The organization also reflects a deep ecclesiology. “We don’t use the distinction ‘laity-clergy.’ Those are canonical terms,” said Bishop Dowd. “The distinction we use is ‘baptized-ordained.’” Though an ordained person is no longer a layperson, both are still baptized, and all baptized Catholics have a call to charity. Underlining that common call, said Bishop Dowd, is an attempt “to avoid any kind of creeping clericalism, of the clerics, or of the laity, by showing these concepts overlap. I think it’s an important intuition we sometimes lose.”
The work of Catholic Action Montreal is not exclusive to Catholics. “We’ll serve anybody,”
C.A.M.’s work is not exclusive to Catholics. “We’ll serve anybody,” said Ms. Graham. The organization is a member of the Quebec Community Groups Network, a coalition of English-language non-profits in the province.

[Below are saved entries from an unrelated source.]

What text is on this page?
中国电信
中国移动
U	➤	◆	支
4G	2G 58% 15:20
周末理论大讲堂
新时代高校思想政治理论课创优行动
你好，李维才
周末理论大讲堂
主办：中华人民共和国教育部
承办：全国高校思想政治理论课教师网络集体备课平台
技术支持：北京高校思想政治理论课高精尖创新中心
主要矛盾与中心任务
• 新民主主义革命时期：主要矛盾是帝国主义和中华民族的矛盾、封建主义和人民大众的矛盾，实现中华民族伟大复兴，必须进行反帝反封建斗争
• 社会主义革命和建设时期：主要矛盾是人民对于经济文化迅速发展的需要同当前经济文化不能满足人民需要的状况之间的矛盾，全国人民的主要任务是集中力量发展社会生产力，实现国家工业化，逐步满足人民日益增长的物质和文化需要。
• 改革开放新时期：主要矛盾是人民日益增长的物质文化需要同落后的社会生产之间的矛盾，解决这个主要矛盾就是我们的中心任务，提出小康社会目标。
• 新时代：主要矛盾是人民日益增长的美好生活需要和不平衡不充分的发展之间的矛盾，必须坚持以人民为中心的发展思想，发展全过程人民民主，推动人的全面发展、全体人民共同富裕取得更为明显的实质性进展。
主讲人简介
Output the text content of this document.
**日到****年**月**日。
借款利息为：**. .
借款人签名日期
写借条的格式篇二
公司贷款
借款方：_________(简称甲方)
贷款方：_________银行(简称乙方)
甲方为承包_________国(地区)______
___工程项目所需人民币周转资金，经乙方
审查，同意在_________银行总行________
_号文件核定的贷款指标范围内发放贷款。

In 2019, C.A.M. was selected by the network to receive money from a year-end Christmas breakfast fund in recognition of their work helping seniors. That same year C.A.M. also received an award from the deputy chief of mission at the Afghanistan embassy in Ottawa for their work with the Afghan Women’s Centre of Montreal, one of their close collaborators.
After five years in Canada’s most secular province, C.A.M. has more than doubled its membership, and Bishop Dowd is leaving Montreal. In October 2020, Pope Francis appointed him to serve as the new bishop of the Diocese of Sault Ste. Marie in Ontario, which means he will have to leave his work with C.A.M, an organization that, he said, was his “pride and joy.”